Avant-garde musical hardware researcher and developer Squarp Instruments has announced that it is already accepting pre-orders on its inaugural Pyramid Polyrhythmic Sequencer breakthrough — an advanced hardware standalone sequencer running proprietary PyraOs realtime processing firmware and boasting (multiple) MIDI, USB, CV/Gate, and (Sync48- and Sync24-configurable) DIN Sync connectivity, together with a host of features belying its compact and bijou form factor.

Most notably, and currently rare in the industry, Pyramid Polyrhythmic Sequencer is fully polyrhythmic, meaning different and unusual time signatures can be set for each of its 64 tracks to create shifted-beat sequences — set a track to 4/4 and add other tracks to simultaneously run with it in 5/4, 6/8, 15/8, or whatever — to bring new musical flavours to productions.

“Our aim was to create a hardware sequencer in sync with the new styles of electronic music being written nowadays,’ notes company co-founder and R&D engineer Tom Hurlin. “There’s a huge gap in the market for this, which is kind of weird, because most popular music from the early-Eighties to the late-Nineties was produced using sequencing hardware. Hip-hop, for example, originated on the MPC series, which actually revolutionised all kinds of music — Madonna to Bryan Ferry to Whitney Houston. How come these machines were suddenly replaced by the computer?’

So, by cleverly combining computer, sequencing software, controller, and interface, the robust result is an amazingly accomplished sequencing solution that is as practical in use as it is easy on the eye while its road-ready aluminium casing only measures 268 x 206 x 44mm.

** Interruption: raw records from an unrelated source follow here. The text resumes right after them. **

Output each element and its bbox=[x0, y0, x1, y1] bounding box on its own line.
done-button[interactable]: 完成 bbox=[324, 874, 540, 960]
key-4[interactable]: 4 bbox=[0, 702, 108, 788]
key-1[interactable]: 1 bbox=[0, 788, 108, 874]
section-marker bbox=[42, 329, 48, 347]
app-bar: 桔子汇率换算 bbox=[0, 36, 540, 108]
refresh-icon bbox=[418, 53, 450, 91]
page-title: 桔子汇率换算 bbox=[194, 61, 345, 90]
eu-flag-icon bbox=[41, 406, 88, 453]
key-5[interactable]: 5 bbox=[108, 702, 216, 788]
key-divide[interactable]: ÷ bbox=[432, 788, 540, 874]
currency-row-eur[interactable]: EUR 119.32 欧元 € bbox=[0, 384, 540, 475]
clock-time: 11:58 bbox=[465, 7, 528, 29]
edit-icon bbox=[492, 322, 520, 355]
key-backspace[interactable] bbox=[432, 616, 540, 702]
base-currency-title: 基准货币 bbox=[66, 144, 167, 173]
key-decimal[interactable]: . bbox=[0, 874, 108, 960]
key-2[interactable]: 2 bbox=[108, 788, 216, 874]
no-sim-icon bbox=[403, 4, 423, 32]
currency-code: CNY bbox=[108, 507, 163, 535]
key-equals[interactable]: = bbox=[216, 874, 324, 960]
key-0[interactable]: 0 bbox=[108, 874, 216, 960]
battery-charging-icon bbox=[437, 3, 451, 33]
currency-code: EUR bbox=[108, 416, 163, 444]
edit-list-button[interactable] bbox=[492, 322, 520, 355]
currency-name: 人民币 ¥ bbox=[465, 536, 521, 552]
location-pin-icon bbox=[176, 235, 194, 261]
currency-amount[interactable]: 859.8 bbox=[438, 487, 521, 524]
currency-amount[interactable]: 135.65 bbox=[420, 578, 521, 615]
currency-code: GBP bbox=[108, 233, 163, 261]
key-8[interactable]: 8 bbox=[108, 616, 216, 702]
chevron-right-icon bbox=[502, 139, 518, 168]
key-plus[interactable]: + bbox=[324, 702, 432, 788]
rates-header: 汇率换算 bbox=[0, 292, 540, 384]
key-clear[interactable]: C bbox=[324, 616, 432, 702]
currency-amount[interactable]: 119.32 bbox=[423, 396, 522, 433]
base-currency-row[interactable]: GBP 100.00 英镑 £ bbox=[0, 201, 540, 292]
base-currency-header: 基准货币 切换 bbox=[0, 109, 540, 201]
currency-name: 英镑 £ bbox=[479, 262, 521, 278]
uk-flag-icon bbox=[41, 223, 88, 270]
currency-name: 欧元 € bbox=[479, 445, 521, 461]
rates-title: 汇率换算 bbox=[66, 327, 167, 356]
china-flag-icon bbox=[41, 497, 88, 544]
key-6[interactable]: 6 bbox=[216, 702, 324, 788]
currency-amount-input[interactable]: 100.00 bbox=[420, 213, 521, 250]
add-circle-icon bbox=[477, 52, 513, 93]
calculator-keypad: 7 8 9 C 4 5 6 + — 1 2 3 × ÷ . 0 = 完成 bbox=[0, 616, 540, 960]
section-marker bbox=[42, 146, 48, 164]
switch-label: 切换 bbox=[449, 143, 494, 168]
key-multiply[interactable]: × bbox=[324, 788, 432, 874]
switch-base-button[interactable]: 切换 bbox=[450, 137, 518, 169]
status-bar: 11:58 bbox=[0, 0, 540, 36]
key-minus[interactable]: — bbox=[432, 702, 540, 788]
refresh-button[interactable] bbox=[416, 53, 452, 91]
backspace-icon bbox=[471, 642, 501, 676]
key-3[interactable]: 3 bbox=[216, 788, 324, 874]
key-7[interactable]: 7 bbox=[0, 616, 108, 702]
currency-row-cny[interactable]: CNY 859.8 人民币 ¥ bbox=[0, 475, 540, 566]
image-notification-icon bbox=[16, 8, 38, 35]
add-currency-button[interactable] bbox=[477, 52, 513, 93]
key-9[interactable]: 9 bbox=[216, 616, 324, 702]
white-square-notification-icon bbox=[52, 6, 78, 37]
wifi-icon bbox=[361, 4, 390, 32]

The sequencer makes for a standalone device par excellence, enabling users to agilely access a wide-ranging workflow based around 64 tracks. Each track can be up to 64 bars in length and acts as a loop that contains polyphonic or monophonic notes, automations and effects, plays repeatedly and controls one of the electronic musical instruments connected to the MIDI 1, MIDI 2 +sync (DIN Sync), CV, and USB outputs. Of course, those instruments could be hardware (such as drum machines, synthesizers, and modular synth systems), virtual instruments (running on a connected computer or even an iOS device, such as Apple’s all-pervasive iPhone smartphone or iPad tablet), or combinations thereof. The full flexibility of CV, G (Gate), and ENV — useful for sequencing any voltage-controlled parameter, such as an envelope generator or filter — connectivity will absolutely appeal to modular synth system aficionados, all the more so since the ever-present Eurorack small-format modular system is increasingly being popularised.